Having someone who’s trained to craft intimate moments can even enrich the storytelling. An intimacy coordinator makes the depiction of unconventional intimacy and sex scenes easier for performers, encouraging others (directors and actors) to explore the same. That opens up more conversations around taboos that we’re finally getting to see on-screen.
Take the show I May Destroy You. It’s been lauded for its nuanced take on sexual assault and normalising things like period sex, which we hadn’t seen before on television. A lot of that had to do with the writing of show creator and star Michaela Coel, but also the work of intimacy coordinator Ita O’Brien.
The scenes we got to see, of both love and trauma, were incredibly impactful. Each beat, thrust and hand placement was choreographed with respect to the actors’ emotional and physical boundaries, creating a realistic depiction.
Khanna says that to become an intimacy coordinator, it’s crucial to be attuned to the performers’ needs, and those of people around you. Being perceptive and observing your surroundings can come naturally but also needs to be practised. Sex scene coordinators like her also bring to the table an understanding of gender, sexuality, trauma and harassment, as well as the laws that govern the same.
There should be a growing call for more intimacy coordinators in India.

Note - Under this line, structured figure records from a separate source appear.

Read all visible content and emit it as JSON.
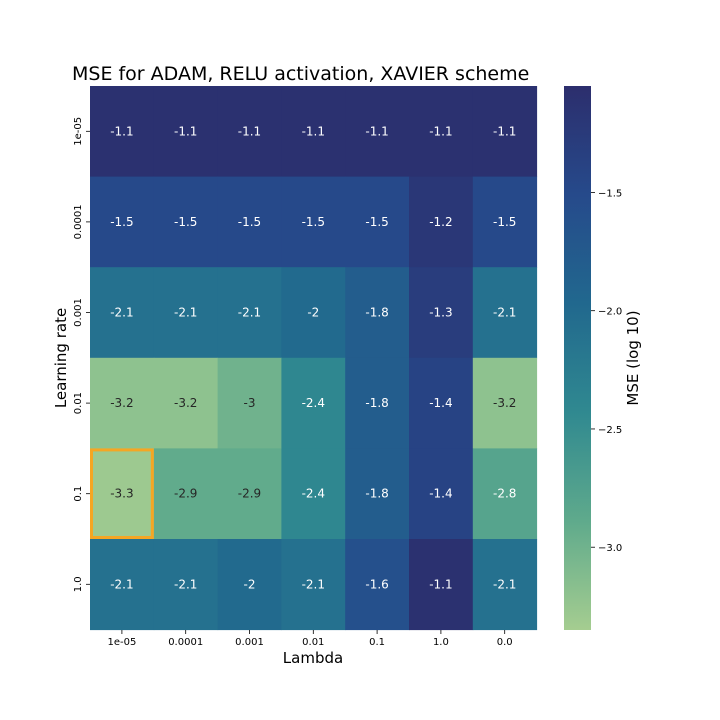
{
  "chart_data": {
    "type": "heatmap",
    "title": "MSE for ADAM, RELU activation, XAVIER scheme",
    "xlabel": "Lambda",
    "ylabel": "Learning rate",
    "x_categories": [
      "1e-05",
      "0.0001",
      "0.001",
      "0.01",
      "0.1",
      "1.0",
      "0.0"
    ],
    "y_categories": [
      "1e-05",
      "0.0001",
      "0.001",
      "0.01",
      "0.1",
      "1.0"
    ],
    "values": [
      [
        -1.1,
        -1.1,
        -1.1,
        -1.1,
        -1.1,
        -1.1,
        -1.1
      ],
      [
        -1.5,
        -1.5,
        -1.5,
        -1.5,
        -1.5,
        -1.2,
        -1.5
      ],
      [
        -2.1,
        -2.1,
        -2.1,
        -2,
        -1.8,
        -1.3,
        -2.1
      ],
      [
        -3.2,
        -3.2,
        -3,
        -2.4,
        -1.8,
        -1.4,
        -3.2
      ],
      [
        -3.3,
        -2.9,
        -2.9,
        -2.4,
        -1.8,
        -1.4,
        -2.8
      ],
      [
        -2.1,
        -2.1,
        -2,
        -2.1,
        -1.6,
        -1.1,
        -2.1
      ]
    ],
    "highlight_cell": {
      "row": 4,
      "col": 0,
      "color": "#f5a623"
    },
    "colorbar": {
      "label": "MSE (log 10)",
      "range": [
        -3.35,
        -1.05
      ],
      "ticks": [
        -1.5,
        -2.0,
        -2.5,
        -3.0
      ],
      "tick_labels": [
        "−1.5",
        "−2.0",
        "−2.5",
        "−3.0"
      ],
      "colormap": "crest"
    },
    "grid": false
  }
}
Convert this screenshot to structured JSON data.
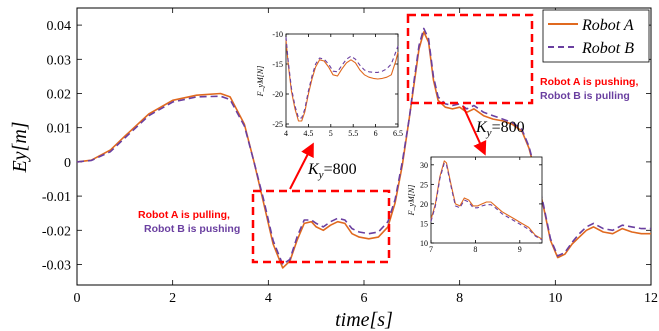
{
  "chart_data": [
    {
      "type": "line",
      "title": "",
      "xlabel": "time[s]",
      "ylabel": "Ey[m]",
      "xlim": [
        0,
        12
      ],
      "ylim": [
        -0.036,
        0.045
      ],
      "x_ticks": [
        "0",
        "2",
        "4",
        "6",
        "8",
        "10",
        "12"
      ],
      "y_ticks": [
        "-0.03",
        "-0.02",
        "-0.01",
        "0",
        "0.01",
        "0.02",
        "0.03",
        "0.04"
      ],
      "grid": false,
      "legend_position": "top-right",
      "series": [
        {
          "name": "Robot A",
          "color": "#e0691f",
          "style": "solid",
          "x": [
            0,
            0.3,
            0.7,
            1.0,
            1.5,
            2.0,
            2.5,
            3.0,
            3.2,
            3.5,
            3.7,
            3.9,
            4.1,
            4.3,
            4.45,
            4.6,
            4.75,
            4.9,
            5.0,
            5.15,
            5.3,
            5.45,
            5.6,
            5.75,
            5.9,
            6.1,
            6.3,
            6.5,
            6.65,
            6.8,
            6.95,
            7.05,
            7.15,
            7.25,
            7.35,
            7.45,
            7.55,
            7.7,
            7.85,
            8.0,
            8.15,
            8.3,
            8.5,
            8.7,
            8.9,
            9.1,
            9.3,
            9.45,
            9.6,
            9.75,
            9.9,
            10.05,
            10.2,
            10.35,
            10.5,
            10.65,
            10.8,
            11.0,
            11.2,
            11.4,
            11.6,
            11.8,
            12.0
          ],
          "values": [
            0,
            0.0005,
            0.0035,
            0.0075,
            0.014,
            0.018,
            0.0195,
            0.02,
            0.019,
            0.011,
            0.0,
            -0.012,
            -0.024,
            -0.031,
            -0.029,
            -0.023,
            -0.018,
            -0.0175,
            -0.019,
            -0.02,
            -0.0185,
            -0.0175,
            -0.018,
            -0.021,
            -0.022,
            -0.0225,
            -0.022,
            -0.019,
            -0.012,
            -0.001,
            0.013,
            0.023,
            0.033,
            0.038,
            0.035,
            0.024,
            0.018,
            0.016,
            0.0155,
            0.016,
            0.0145,
            0.0155,
            0.0135,
            0.0125,
            0.012,
            0.011,
            0.009,
            0.004,
            -0.004,
            -0.013,
            -0.023,
            -0.028,
            -0.027,
            -0.024,
            -0.022,
            -0.02,
            -0.019,
            -0.0205,
            -0.021,
            -0.0195,
            -0.0205,
            -0.021,
            -0.021
          ]
        },
        {
          "name": "Robot B",
          "color": "#6a3fa0",
          "style": "dashed",
          "x": [
            0,
            0.3,
            0.7,
            1.0,
            1.5,
            2.0,
            2.5,
            3.0,
            3.2,
            3.5,
            3.7,
            3.9,
            4.1,
            4.3,
            4.45,
            4.6,
            4.75,
            4.9,
            5.0,
            5.15,
            5.3,
            5.45,
            5.6,
            5.75,
            5.9,
            6.1,
            6.3,
            6.5,
            6.65,
            6.8,
            6.95,
            7.05,
            7.15,
            7.25,
            7.35,
            7.45,
            7.55,
            7.7,
            7.85,
            8.0,
            8.15,
            8.3,
            8.5,
            8.7,
            8.9,
            9.1,
            9.3,
            9.45,
            9.6,
            9.75,
            9.9,
            10.05,
            10.2,
            10.35,
            10.5,
            10.65,
            10.8,
            11.0,
            11.2,
            11.4,
            11.6,
            11.8,
            12.0
          ],
          "values": [
            0,
            0.0004,
            0.003,
            0.007,
            0.0135,
            0.0175,
            0.019,
            0.0192,
            0.0182,
            0.0105,
            0.0,
            -0.011,
            -0.023,
            -0.03,
            -0.0285,
            -0.022,
            -0.017,
            -0.017,
            -0.018,
            -0.019,
            -0.0175,
            -0.0165,
            -0.017,
            -0.0195,
            -0.0205,
            -0.021,
            -0.0205,
            -0.0175,
            -0.011,
            0.0,
            0.013,
            0.024,
            0.034,
            0.039,
            0.036,
            0.025,
            0.019,
            0.017,
            0.0165,
            0.017,
            0.0155,
            0.0165,
            0.0145,
            0.0135,
            0.0125,
            0.0115,
            0.0095,
            0.0045,
            -0.0035,
            -0.0125,
            -0.0225,
            -0.0275,
            -0.0265,
            -0.0235,
            -0.021,
            -0.019,
            -0.018,
            -0.0195,
            -0.02,
            -0.0185,
            -0.019,
            -0.0195,
            -0.0195
          ]
        }
      ]
    },
    {
      "type": "line",
      "title": "",
      "xlabel": "",
      "ylabel": "F_yM[N]",
      "xlim": [
        4,
        6.5
      ],
      "ylim": [
        -25.5,
        -10
      ],
      "x_ticks": [
        "4",
        "4.5",
        "5",
        "5.5",
        "6",
        "6.5"
      ],
      "y_ticks": [
        "-10",
        "-15",
        "-20",
        "-25"
      ],
      "series": [
        {
          "name": "Robot A",
          "color": "#e0691f",
          "style": "solid",
          "x": [
            4.0,
            4.05,
            4.12,
            4.2,
            4.28,
            4.35,
            4.42,
            4.5,
            4.58,
            4.66,
            4.75,
            4.85,
            4.95,
            5.05,
            5.15,
            5.25,
            5.35,
            5.45,
            5.55,
            5.65,
            5.75,
            5.85,
            5.95,
            6.05,
            6.15,
            6.25,
            6.35,
            6.45,
            6.5
          ],
          "values": [
            -11,
            -15,
            -19.5,
            -22.5,
            -24.5,
            -24.5,
            -23,
            -20,
            -17.5,
            -15.5,
            -14.3,
            -14.5,
            -15.5,
            -16.8,
            -17,
            -15.8,
            -14.8,
            -14.3,
            -14.8,
            -16,
            -16.8,
            -17.2,
            -17.4,
            -17.5,
            -17.4,
            -17.2,
            -16.8,
            -14.5,
            -13
          ]
        },
        {
          "name": "Robot B",
          "color": "#6a3fa0",
          "style": "dashed",
          "x": [
            4.0,
            4.05,
            4.12,
            4.2,
            4.28,
            4.35,
            4.42,
            4.5,
            4.58,
            4.66,
            4.75,
            4.85,
            4.95,
            5.05,
            5.15,
            5.25,
            5.35,
            5.45,
            5.55,
            5.65,
            5.75,
            5.85,
            5.95,
            6.05,
            6.15,
            6.25,
            6.35,
            6.45,
            6.5
          ],
          "values": [
            -10.5,
            -14.5,
            -19,
            -22,
            -24,
            -24,
            -22.5,
            -19.5,
            -17,
            -15,
            -14,
            -14.2,
            -15,
            -16.2,
            -16.3,
            -15.2,
            -14.2,
            -13.7,
            -14.2,
            -15.2,
            -16,
            -16.3,
            -16.4,
            -16.4,
            -16.2,
            -15.8,
            -15,
            -13,
            -12
          ]
        }
      ]
    },
    {
      "type": "line",
      "title": "",
      "xlabel": "",
      "ylabel": "F_yM[N]",
      "xlim": [
        7,
        9.5
      ],
      "ylim": [
        10,
        32
      ],
      "x_ticks": [
        "7",
        "8",
        "9"
      ],
      "y_ticks": [
        "10",
        "15",
        "20",
        "25",
        "30"
      ],
      "series": [
        {
          "name": "Robot A",
          "color": "#e0691f",
          "style": "solid",
          "x": [
            7.0,
            7.1,
            7.2,
            7.3,
            7.35,
            7.45,
            7.55,
            7.65,
            7.75,
            7.85,
            7.95,
            8.05,
            8.15,
            8.25,
            8.35,
            8.45,
            8.6,
            8.75,
            8.9,
            9.05,
            9.2,
            9.35,
            9.5
          ],
          "values": [
            16,
            20,
            27,
            31,
            30.5,
            25,
            20,
            19.5,
            21.5,
            21,
            19.5,
            19.5,
            20,
            20.5,
            20.5,
            19.5,
            18,
            17,
            16,
            15,
            14,
            12,
            11
          ]
        },
        {
          "name": "Robot B",
          "color": "#6a3fa0",
          "style": "dashed",
          "x": [
            7.0,
            7.1,
            7.2,
            7.3,
            7.35,
            7.45,
            7.55,
            7.65,
            7.75,
            7.85,
            7.95,
            8.05,
            8.15,
            8.25,
            8.35,
            8.45,
            8.6,
            8.75,
            8.9,
            9.05,
            9.2,
            9.35,
            9.5
          ],
          "values": [
            15.5,
            19.5,
            26.5,
            30.5,
            30,
            24.5,
            19.5,
            19,
            21,
            20.5,
            19,
            19,
            19.5,
            19.8,
            19.8,
            19,
            17.5,
            16.5,
            15.5,
            14.5,
            13.5,
            11.8,
            10.8
          ]
        }
      ]
    }
  ],
  "legend": {
    "robot_a": "Robot A",
    "robot_b": "Robot B"
  },
  "annotations": {
    "pushing_line1": "Robot A is pushing,",
    "pushing_line2": "Robot B is pulling",
    "pulling_line1": "Robot A is pulling,",
    "pulling_line2": "Robot B is pushing",
    "k_left_value": "=800",
    "k_right_value": "=800",
    "k_symbol": "K",
    "k_subscript": "y",
    "pushing_line1_color": "#ff0000",
    "pushing_line2_color": "#6a3fa0",
    "pulling_line1_color": "#ff0000",
    "pulling_line2_color": "#6a3fa0",
    "highlight_color": "#ff0000"
  }
}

Not just for actors to safely perform intimate acts, but so we can also use their skills to explore uncharted territories of sex and sexuality. Even if we just get to momentarily live vicariously through what we see on-screen instead of having those conversations in person.
As the youngest to be certified in the field in India, Khanna may just be paving the way for an era of a multi-layered approach to sex, sexuality and intimacy as we see it on the big screen.